14 Oct 2016 tags: apparmor audit ima seccomp selinux smack I’m writing this post much later than intended, almost two months later to be honest. I had planned to write up my notes on the 2016 Linux Security Summit like I had done in previous years, but a combination of work, work travel, and my own vacation plans kept me from spending any time on this until now. Unfortunately, those two months have fuzzed away enough of the details that I think writing up my thoughts now wouldn’t be tremendously useful.
The good news is that we have recordings of all the presentations this year, a first for the Linux Security Summit. In case you haven’t seen the videos already, I’ve added them all to a YouTube playlist and put the link below. I’ve also provided a link to my presentation on the “State of SELinux”.
Lastly, I want to thank all the speakers, the program committee, and everyone who attended. In my opinion this was our best Linux Security Summit by almost every metric and I’m already looking forward to next year.
05 Aug 2016 tags: audit selinux I’m on my way back home from my first Flock conference and I can say that I’m very happy I was able to attend. The talks were quite good, especially the presentations and demos around the Fedora Modularity effort, but as usual the real value was getting a chance to talk with other developers and contributors face to face.

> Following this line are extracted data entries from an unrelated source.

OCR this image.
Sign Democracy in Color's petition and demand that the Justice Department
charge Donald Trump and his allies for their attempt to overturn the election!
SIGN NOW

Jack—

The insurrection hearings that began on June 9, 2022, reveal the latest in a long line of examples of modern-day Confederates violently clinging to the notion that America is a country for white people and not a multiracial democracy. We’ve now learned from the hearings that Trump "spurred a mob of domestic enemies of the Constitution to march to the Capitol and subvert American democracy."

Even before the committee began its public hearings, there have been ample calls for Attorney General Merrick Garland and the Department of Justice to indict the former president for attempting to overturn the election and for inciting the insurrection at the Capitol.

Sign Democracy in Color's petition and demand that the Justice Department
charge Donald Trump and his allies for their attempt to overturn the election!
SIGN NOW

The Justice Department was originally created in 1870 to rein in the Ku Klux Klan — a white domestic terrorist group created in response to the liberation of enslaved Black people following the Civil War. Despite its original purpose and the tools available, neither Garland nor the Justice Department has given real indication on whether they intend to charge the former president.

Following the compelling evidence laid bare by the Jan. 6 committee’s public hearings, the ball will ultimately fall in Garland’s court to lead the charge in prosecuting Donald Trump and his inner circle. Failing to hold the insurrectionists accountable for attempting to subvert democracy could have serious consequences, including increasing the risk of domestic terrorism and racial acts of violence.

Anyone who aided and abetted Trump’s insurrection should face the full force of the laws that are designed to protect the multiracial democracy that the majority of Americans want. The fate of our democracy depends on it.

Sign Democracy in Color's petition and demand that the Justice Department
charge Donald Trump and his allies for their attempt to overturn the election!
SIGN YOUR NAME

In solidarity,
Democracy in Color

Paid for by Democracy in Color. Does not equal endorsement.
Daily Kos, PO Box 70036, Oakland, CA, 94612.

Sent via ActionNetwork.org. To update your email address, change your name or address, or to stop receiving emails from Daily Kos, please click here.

At Flock I did give a presentation discussing some of the development kernel testing I’ve been doing over the past year with the SELinux and audit trees. The talk was recorded and once I have a link, I’ll update this post; in the meantime I’ve put a link to the slides (in PDF form) below. If you have any questions I’m always happy to talk over email/Twitter.
UPDATE: The Fedora Project’s video of the presentation has been linked below.

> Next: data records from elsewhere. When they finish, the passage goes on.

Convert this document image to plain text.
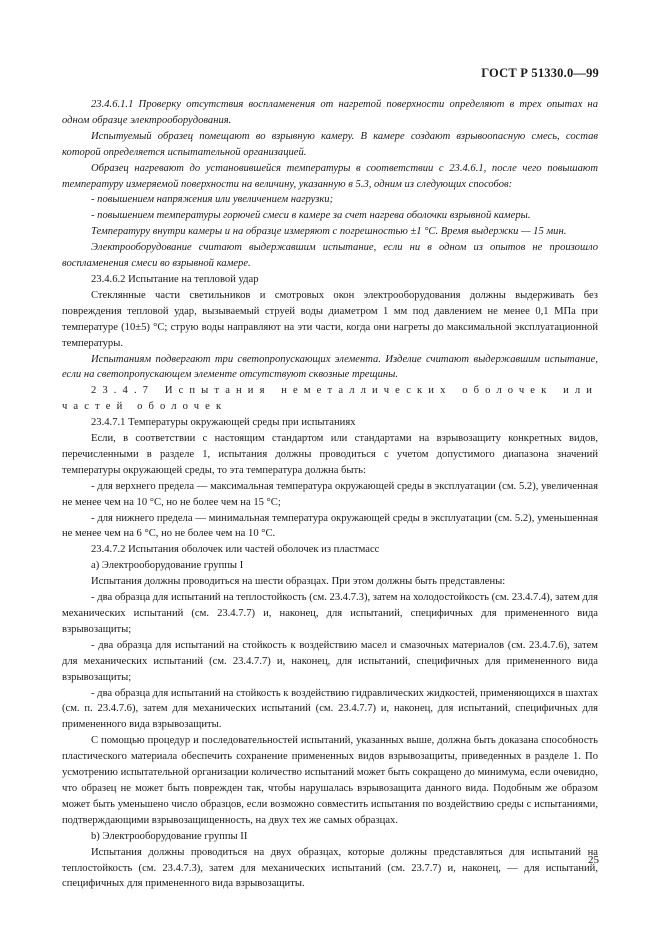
ГОСТ Р 51330.0—99

23.4.6.1.1 Проверку отсутствия воспламенения от нагретой поверхности определяют в трех опытах на одном образце электрооборудования.

Испытуемый образец помещают во взрывную камеру. В камере создают взрывоопасную смесь, состав которой определяется испытательной организацией.

Образец нагревают до установившейся температуры в соответствии с 23.4.6.1, после чего повышают температуру измеряемой поверхности на величину, указанную в 5.3, одним из следующих способов:

- повышением напряжения или увеличением нагрузки;

- повышением температуры горючей смеси в камере за счет нагрева оболочки взрывной камеры.

Температуру внутри камеры и на образце измеряют с погрешностью ±1 °С. Время выдержки — 15 мин.

Электрооборудование считают выдержавшим испытание, если ни в одном из опытов не произошло воспламенения смеси во взрывной камере.

23.4.6.2 Испытание на тепловой удар

Стеклянные части светильников и смотровых окон электрооборудования должны выдерживать без повреждения тепловой удар, вызываемый струей воды диаметром 1 мм под давлением не менее 0,1 МПа при температуре (10±5) °С; струю воды направляют на эти части, когда они нагреты до максимальной эксплуатационной температуры.

Испытаниям подвергают три светопропускающих элемента. Изделие считают выдержавшим испытание, если на светопропускающем элементе отсутствуют сквозные трещины.

23.4.7 Испытания неметаллических оболочек или частей оболочек

23.4.7.1 Температуры окружающей среды при испытаниях

Если, в соответствии с настоящим стандартом или стандартами на взрывозащиту конкретных видов, перечисленными в разделе 1, испытания должны проводиться с учетом допустимого диапазона значений температуры окружающей среды, то эта температура должна быть:

- для верхнего предела — максимальная температура окружающей среды в эксплуатации (см. 5.2), увеличенная не менее чем на 10 °С, но не более чем на 15 °С;

- для нижнего предела — минимальная температура окружающей среды в эксплуатации (см. 5.2), уменьшенная не менее чем на 6 °С, но не более чем на 10 °С.

23.4.7.2 Испытания оболочек или частей оболочек из пластмасс

а) Электрооборудование группы I

Испытания должны проводиться на шести образцах. При этом должны быть представлены:

- два образца для испытаний на теплостойкость (см. 23.4.7.3), затем на холодостойкость (см. 23.4.7.4), затем для механических испытаний (см. 23.4.7.7) и, наконец, для испытаний, специфичных для примененного вида взрывозащиты;

- два образца для испытаний на стойкость к воздействию масел и смазочных материалов (см. 23.4.7.6), затем для механических испытаний (см. 23.4.7.7) и, наконец, для испытаний, специфичных для примененного вида взрывозащиты;

- два образца для испытаний на стойкость к воздействию гидравлических жидкостей, применяющихся в шахтах (см. п. 23.4.7.6), затем для механических испытаний (см. 23.4.7.7) и, наконец, для испытаний, специфичных для примененного вида взрывозащиты.

С помощью процедур и последовательностей испытаний, указанных выше, должна быть доказана способность пластического материала обеспечить сохранение примененных видов взрывозащиты, приведенных в разделе 1. По усмотрению испытательной организации количество испытаний может быть сокращено до минимума, если очевидно, что образец не может быть поврежден так, чтобы нарушалась взрывозащита данного вида. Подобным же образом может быть уменьшено число образцов, если возможно совместить испытания по воздействию среды с испытаниями, подтверждающими взрывозащищенность, на двух тех же самых образцах.

b) Электрооборудование группы II

Испытания должны проводиться на двух образцах, которые должны представляться для испытаний на теплостойкость (см. 23.4.7.3), затем для механических испытаний (см. 23.7.7) и, наконец, — для испытаний, специфичных для примененного вида взрывозащиты.

25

04 Aug 2016 tags: audit selinux Linux 4.7 was released almost two weeks ago, but due to some travel I haven’t had any time to write up the usual release notes. However, I did manage to find a few minutes, so without further delay I present to you the SELinux and audit highlights in the latest Linux Kernel major release.
SELinux
-
Add the ability to restrict kernel module loading via the new “system:module_load” permission.
-
Distinquish between the init and non-init user namespaces when performing capability checks. The init namespace uses the existing “cap” and “cap2” object classes while non-init user namespaces use “cap_userns” and “cap2_userns”.
-
Apply the “process:execstack” check to thread stack’s allocated via mmap().
Audit
- Add the terminal information to the LOGIN record via the “tty” field.